Un salto nel vuoto, Maurizio Cattelan si racconta in un libro intervista

pubblicato da Andrea Coccia

maurizio cattelan, un salto nel vuoto, rizzoli, libri, editoria Per Maurizio Cattelan il mondo sembra assomigliare a un testo da alterare a piacimento inserendo dettagli spiazzanti, capaci di insidiare le certezze del pubblico fino all’estremo: dai bambini impiccati all’albero, a Giovanni Paolo II spiaccicato da un meteorite, dal cavallo appeso al soffitto fino a Hitler che prega in ginocchio e al dito medio di Piazza Affari a Milano.

Ora il grande artista padovano, da sempre restio anche soltanto a rilasciare interviste, ha accettato di rompere il silenzio attraverso un libro intervista che uscirà per Rizzoli e che si intitolerà Un salto nel vuoto, scritto con Catherine Grenier. Dall’infanzia a Padova, dalla difficile storia familiare segnata dalla malattia della madre, passando per un’adolescenza non meno complicata passata a lavorare negli obitori e negli ospedali, fino alla scoperta della vena creativa e alla decisione di non accettare di farla diventare un “lavoro”, ma un’arte.
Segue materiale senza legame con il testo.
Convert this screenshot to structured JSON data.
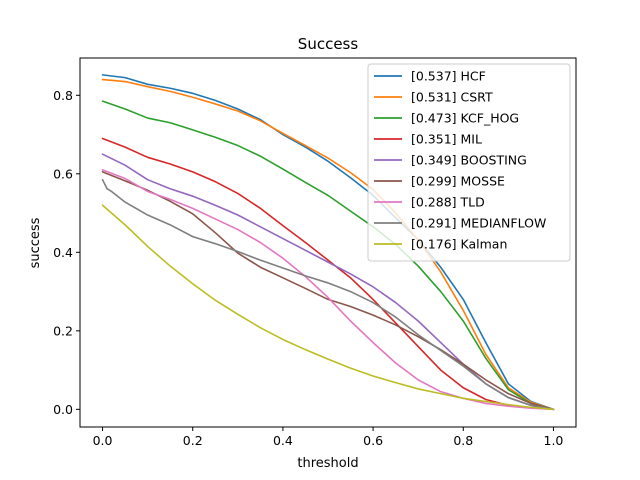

Il ritratto che emerge è quello di un uomo da sempre votato alla libertà e all’indipendenza, che ha deciso di mettersi a fare l’artista per poter “smettere di lavorare”. «A volte è salutare restare al di fuori di un gruppo», dice Cattelan, e forse ha ragione. Di certo la sua storia ha il sapore dolciastro delle avventure finite bene, tipico delle storie che non si ripetono. Ma proprio per questo, leggerla può far bene alle nostre speranze appassite.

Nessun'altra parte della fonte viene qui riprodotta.